Près de Lyon, ils apprennent à construire leur maison en paille et en bois : «C’est un choix politique, qui allie écologie et économie»
À La Tour-de-Salvagny (Rhône), une association enseigne aux particuliers les rudiments de l’autoconstruction avec des matériaux biosourcés : bois, paille... Un moyen de contourner certains acteurs du BTP qui refusent encore de verdir leurs pratiques..
L’association Oïkos, basée près de Lyon, propose des formations pour apprendre à construire sa maison en bois et en paille sans passer par les entreprises traditionnelles du bâtiment. Ces stages, d’une semaine, combinent théorie et pratique : les participants étudient les techniques d’assemblage d’une ossature en bois et d’insertion de bottes de paille dans les murs pour l’isolation. Les formations s’adressent à des particuliers comme Dominique Mourrain, retraité souhaitant agrandir sa maison, ou Isabelle Martin, propriétaire d’une chambre d’hôtes en Sarthe. L’objectif est de démocratiser une méthode de construction biosourcée, c’est-à-dire utilisant des matériaux naturels et renouvelables. Oïkos existe depuis 1991 et est née d’une volonté de contester l’hégémonie du béton dans le secteur du bâtiment, matériau énergivore et peu écologique.

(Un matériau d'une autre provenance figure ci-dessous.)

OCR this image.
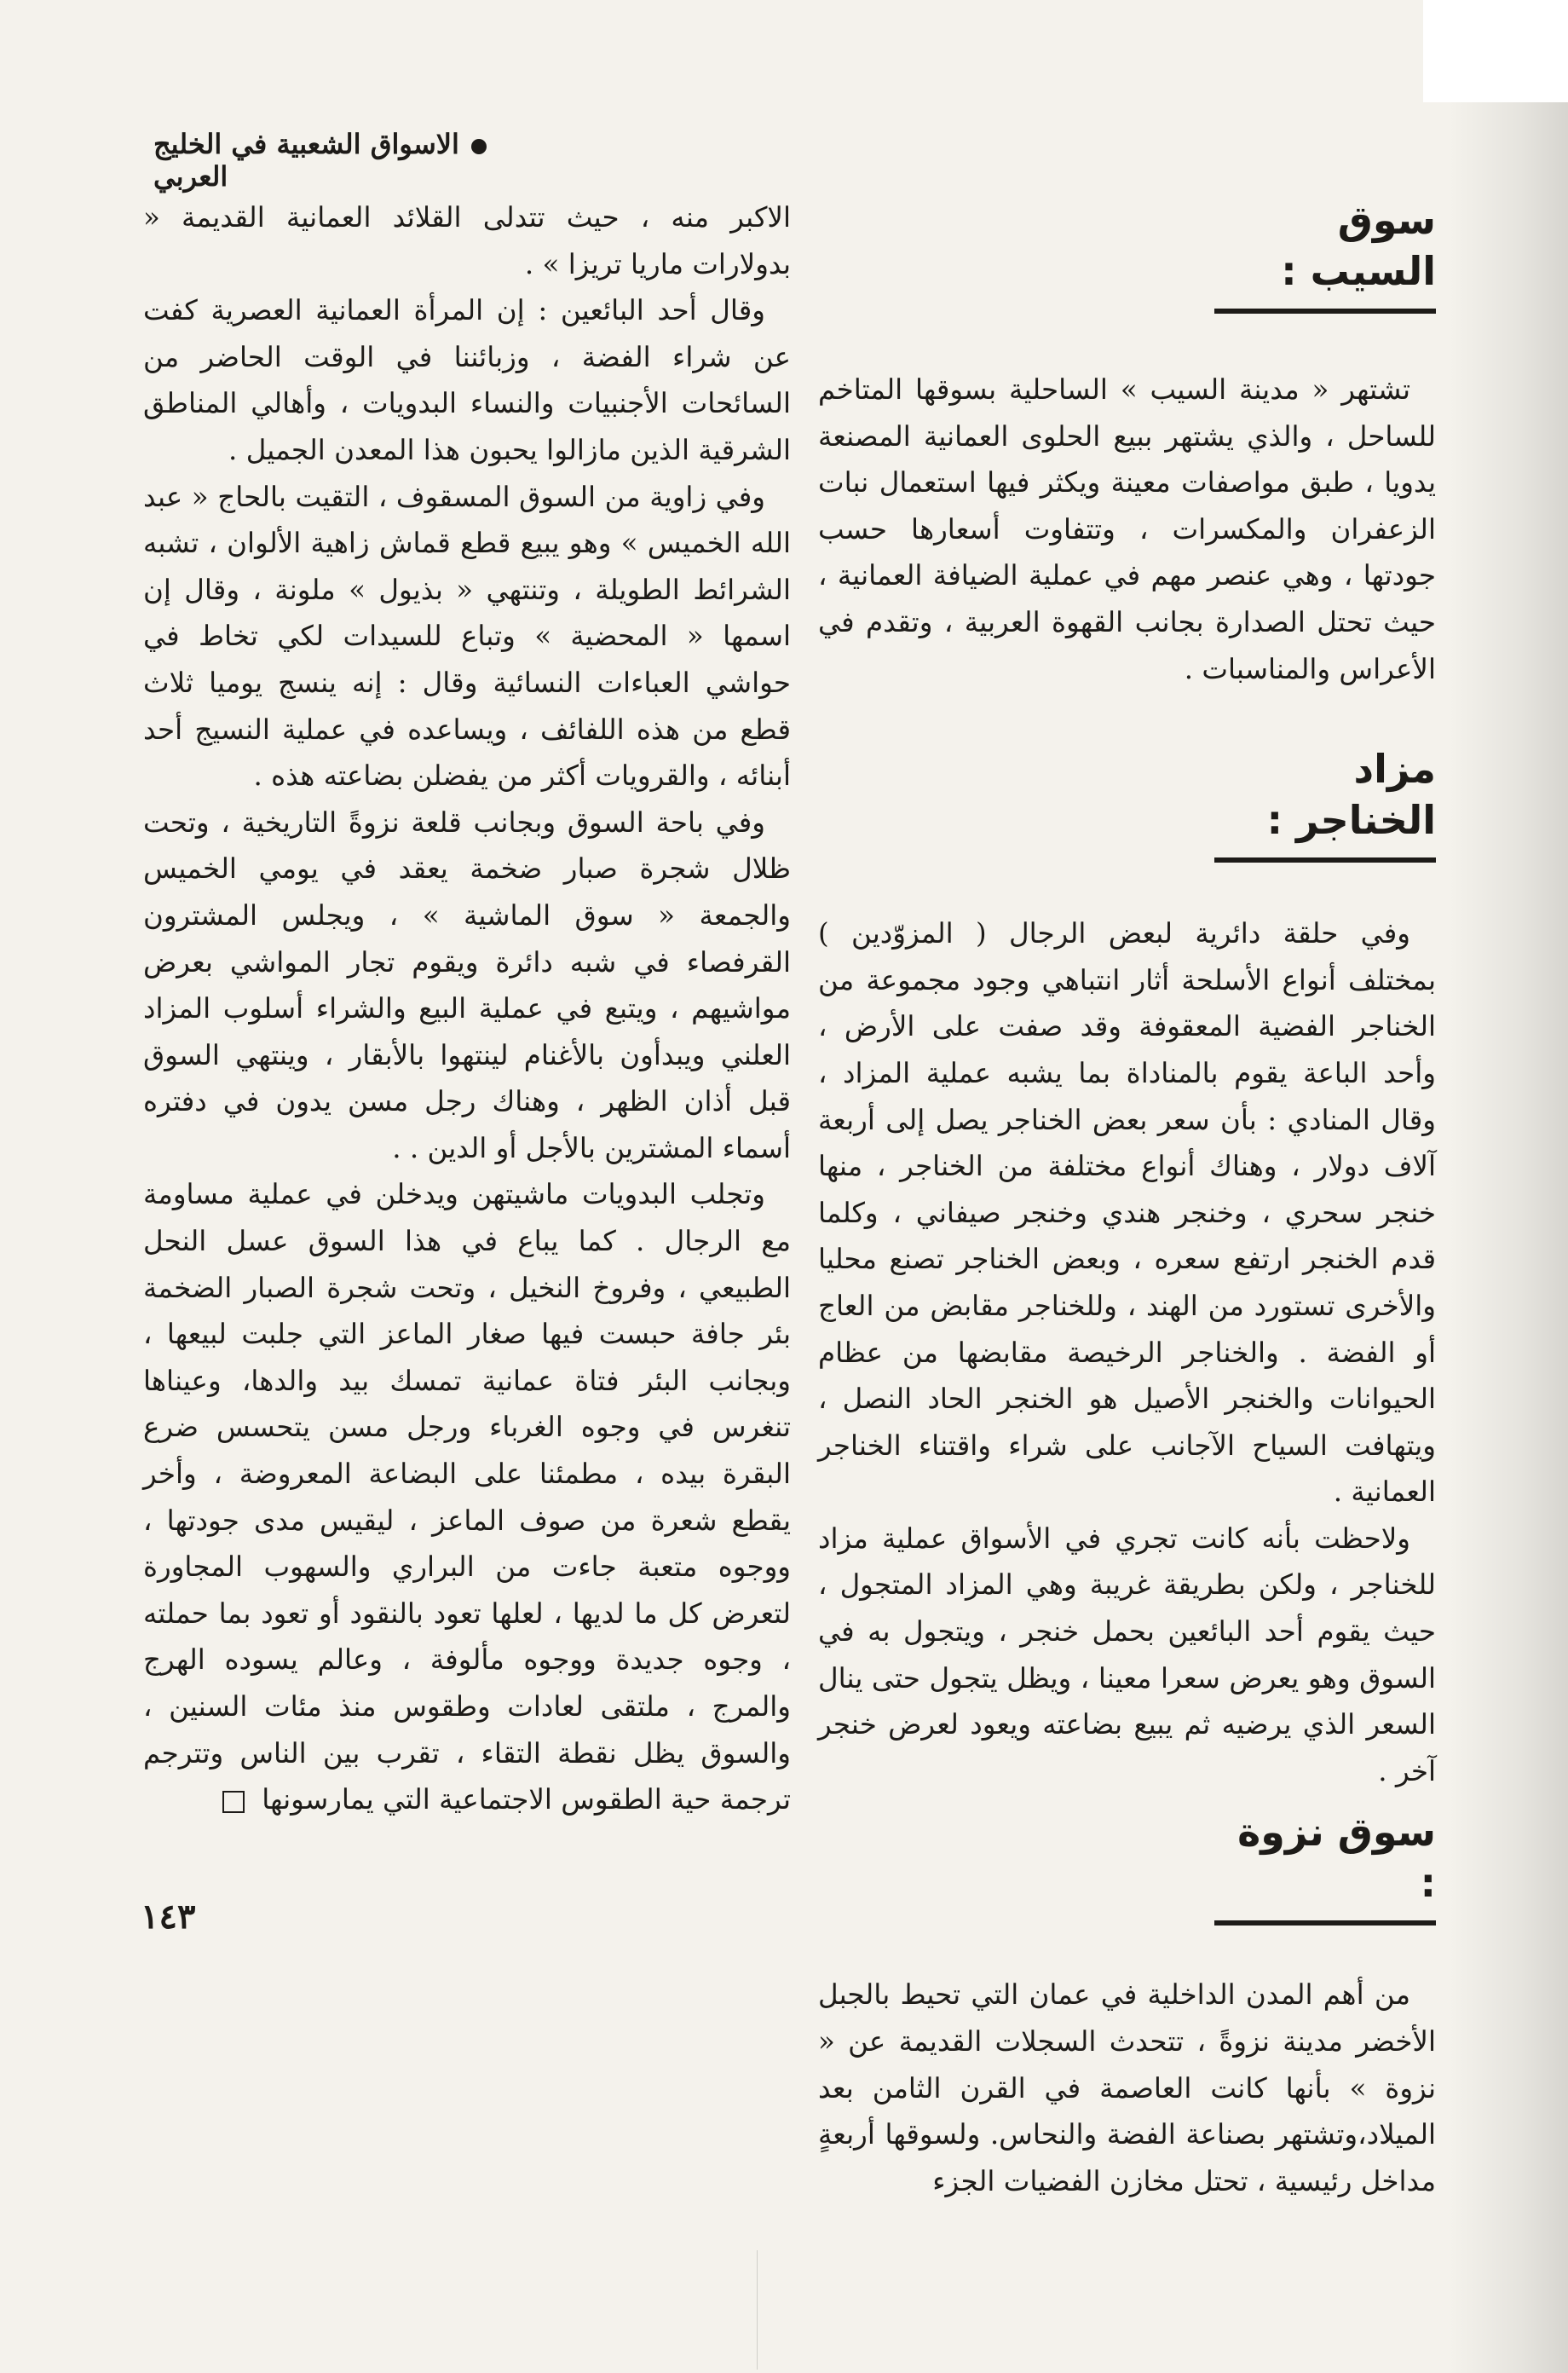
الاسواق الشعبية في الخليج العربي
سوق السيب :

تشتهر « مدينة السيب » الساحلية بسوقها المتاخم للساحل ، والذي يشتهر ببيع الحلوى العمانية المصنعة يدويا ، طبق مواصفات معينة ويكثر فيها استعمال نبات الزعفران والمكسرات ، وتتفاوت أسعارها حسب جودتها ، وهي عنصر مهم في عملية الضيافة العمانية ، حيث تحتل الصدارة بجانب القهوة العربية ، وتقدم في الأعراس والمناسبات .

مزاد الخناجر :

وفي حلقة دائرية لبعض الرجال ( المزوّدين ) بمختلف أنواع الأسلحة أثار انتباهي وجود مجموعة من الخناجر الفضية المعقوفة وقد صفت على الأرض ، وأحد الباعة يقوم بالمناداة بما يشبه عملية المزاد ، وقال المنادي : بأن سعر بعض الخناجر يصل إلى أربعة آلاف دولار ، وهناك أنواع مختلفة من الخناجر ، منها خنجر سحري ، وخنجر هندي وخنجر صيفاني ، وكلما قدم الخنجر ارتفع سعره ، وبعض الخناجر تصنع محليا والأخرى تستورد من الهند ، وللخناجر مقابض من العاج أو الفضة . والخناجر الرخيصة مقابضها من عظام الحيوانات والخنجر الأصيل هو الخنجر الحاد النصل ، ويتهافت السياح الآجانب على شراء واقتناء الخناجر العمانية .

ولاحظت بأنه كانت تجري في الأسواق عملية مزاد للخناجر ، ولكن بطريقة غريبة وهي المزاد المتجول ، حيث يقوم أحد البائعين بحمل خنجر ، ويتجول به في السوق وهو يعرض سعرا معينا ، ويظل يتجول حتى ينال السعر الذي يرضيه ثم يبيع بضاعته ويعود لعرض خنجر آخر .

سوق نزوة :

من أهم المدن الداخلية في عمان التي تحيط بالجبل الأخضر مدينة نزوةً ، تتحدث السجلات القديمة عن « نزوة » بأنها كانت العاصمة في القرن الثامن بعد الميلاد،وتشتهر بصناعة الفضة والنحاس. ولسوقها أربعةٍ مداخل رئيسية ، تحتل مخازن الفضيات الجزء

الاكبر منه ، حيث تتدلى القلائد العمانية القديمة « بدولارات ماريا تريزا » .

وقال أحد البائعين : إن المرأة العمانية العصرية كفت عن شراء الفضة ، وزبائننا في الوقت الحاضر من السائحات الأجنبيات والنساء البدويات ، وأهالي المناطق الشرقية الذين مازالوا يحبون هذا المعدن الجميل .

وفي زاوية من السوق المسقوف ، التقيت بالحاج « عبد الله الخميس » وهو يبيع قطع قماش زاهية الألوان ، تشبه الشرائط الطويلة ، وتنتهي « بذيول » ملونة ، وقال إن اسمها « المحضية » وتباع للسيدات لكي تخاط في حواشي العباءات النسائية وقال : إنه ينسج يوميا ثلاث قطع من هذه اللفائف ، ويساعده في عملية النسيج أحد أبنائه ، والقرويات أكثر من يفضلن بضاعته هذه .

وفي باحة السوق وبجانب قلعة نزوةً التاريخية ، وتحت ظلال شجرة صبار ضخمة يعقد في يومي الخميس والجمعة « سوق الماشية » ، ويجلس المشترون القرفصاء في شبه دائرة ويقوم تجار المواشي بعرض مواشيهم ، ويتبع في عملية البيع والشراء أسلوب المزاد العلني ويبدأون بالأغنام لينتهوا بالأبقار ، وينتهي السوق قبل أذان الظهر ، وهناك رجل مسن يدون في دفتره أسماء المشترين بالأجل أو الدين . .

وتجلب البدويات ماشيتهن ويدخلن في عملية مساومة مع الرجال . كما يباع في هذا السوق عسل النحل الطبيعي ، وفروخ النخيل ، وتحت شجرة الصبار الضخمة بئر جافة حبست فيها صغار الماعز التي جلبت لبيعها ، وبجانب البئر فتاة عمانية تمسك بيد والدها، وعيناها تنغرس في وجوه الغرباء ورجل مسن يتحسس ضرع البقرة بيده ، مطمئنا على البضاعة المعروضة ، وأخر يقطع شعرة من صوف الماعز ، ليقيس مدى جودتها ، ووجوه متعبة جاءت من البراري والسهوب المجاورة لتعرض كل ما لديها ، لعلها تعود بالنقود أو تعود بما حملته ، وجوه جديدة ووجوه مألوفة ، وعالم يسوده الهرج والمرج ، ملتقى لعادات وطقوس منذ مئات السنين ، والسوق يظل نقطة التقاء ، تقرب بين الناس وتترجم ترجمة حية الطقوس الاجتماعية التي يمارسونها

١٤٣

La paille et le bois présentent plusieurs atouts par rapport au béton, utilisé massivement depuis la Seconde Guerre mondiale pour sa facilité de mise en œuvre et son coût abordable à l’époque. Aujourd’hui, le béton est critiqué pour son impact environnemental : sa production nécessite l’extraction de calcaire dans des carrières, puis son chauffage à 1 800 degrés, ce qui consomme beaucoup d’énergie et émet du CO₂. À l’inverse, la paille est un déchet agricole renouvelable, produit localement et peu transformé. Elle offre une excellente isolation thermique, permettant de maintenir une température intérieure de 24°C même lorsque la chaleur extérieure atteint 38°C, comme l’a constaté une stagiaire d’Oïkos. De plus, construire en paille coûte entre 30 % et 50 % moins cher qu’un bâti traditionnel, selon l’association. Enfin, ce matériau est léger et accessible, permettant à des non-spécialistes, y compris des femmes, de participer activement aux chantiers.
Plusieurs stagiaires, comme Isabelle Martin ou Jérôme Benois, choisissent l’autoconstruction pour éviter de faire appel aux entreprises du BTP (Bâtiment et Travaux Publics), qu’ils accusent de ne pas respecter leurs exigences écologiques ou de contribuer à la destruction de l’environnement. Jérôme Benois, originaire d’Isère, cite l’exemple d’une carrière dont les déchets ont obstrué une route près de chez lui, ou encore l’effondrement d’un pan du Vercors en 2026, lié à des négligences dans l’exploitation d’une carrière. Pour ces particuliers, construire soi-même en paille et en bois est un choix politique, aligné sur leurs valeurs écologiques. Cependant, cette démarche implique de se former et de consacrer du temps au chantier, loin des méthodes rapides mais polluantes du secteur traditionnel.
Malgré ses avantages, la construction en paille reste méconnue et suscite des préjugés, comme l’association avec l’histoire des trois petits cochons, où la maison en paille s’effondre. Artus Beberins, infographiste de 28 ans, a essuyé des moqueries de sa famille avant de se lancer. Pourtant, des bâtiments publics en paille ont déjà été construits en France, comme le lycée professionnel Gergovie à Clermont-Ferrand en 2021 ou l’atelier de la Comédie-Française à Sarcelles en 2024, prouvant la solidité de cette technique. Pour convaincre, des artisans comme Emmanuel Deragne, formateur chez Oïkos, insistent sur la nécessité de bien préparer les bottes de paille (sèches, rectangulaires et compactes) et de ne pas forcer leur insertion dans l’ossature pour éviter les risques de blessure ou de perte d’efficacité thermique.
Fondée en **1991** par des particuliers et des architectes, l’association Oïkos milite pour une construction plus durable et accessible. Elle dispense des formations, prête du matériel aux membres et accompagne les stagiaires dans leurs projets, comme Dominique Mourrain, qui souhaite construire une extension écologique. Emmanuel Deragne, artisan spécialisé, transmet son savoir-faire et intervient parfois sur des chantiers de d’anciens stagiaires pour les aider à finaliser leurs constructions. L’association joue ainsi un rôle clé dans la démocratisation des matériaux biosourcés, tout en luttant contre l’image d’une construction en paille réservée aux « écolos » marginaux. Son action s’inscrit dans un contexte où les grands groupes du BTP commencent à s’intéresser à ces alternatives, signe d’un changement progressif des pratiques dans le secteur.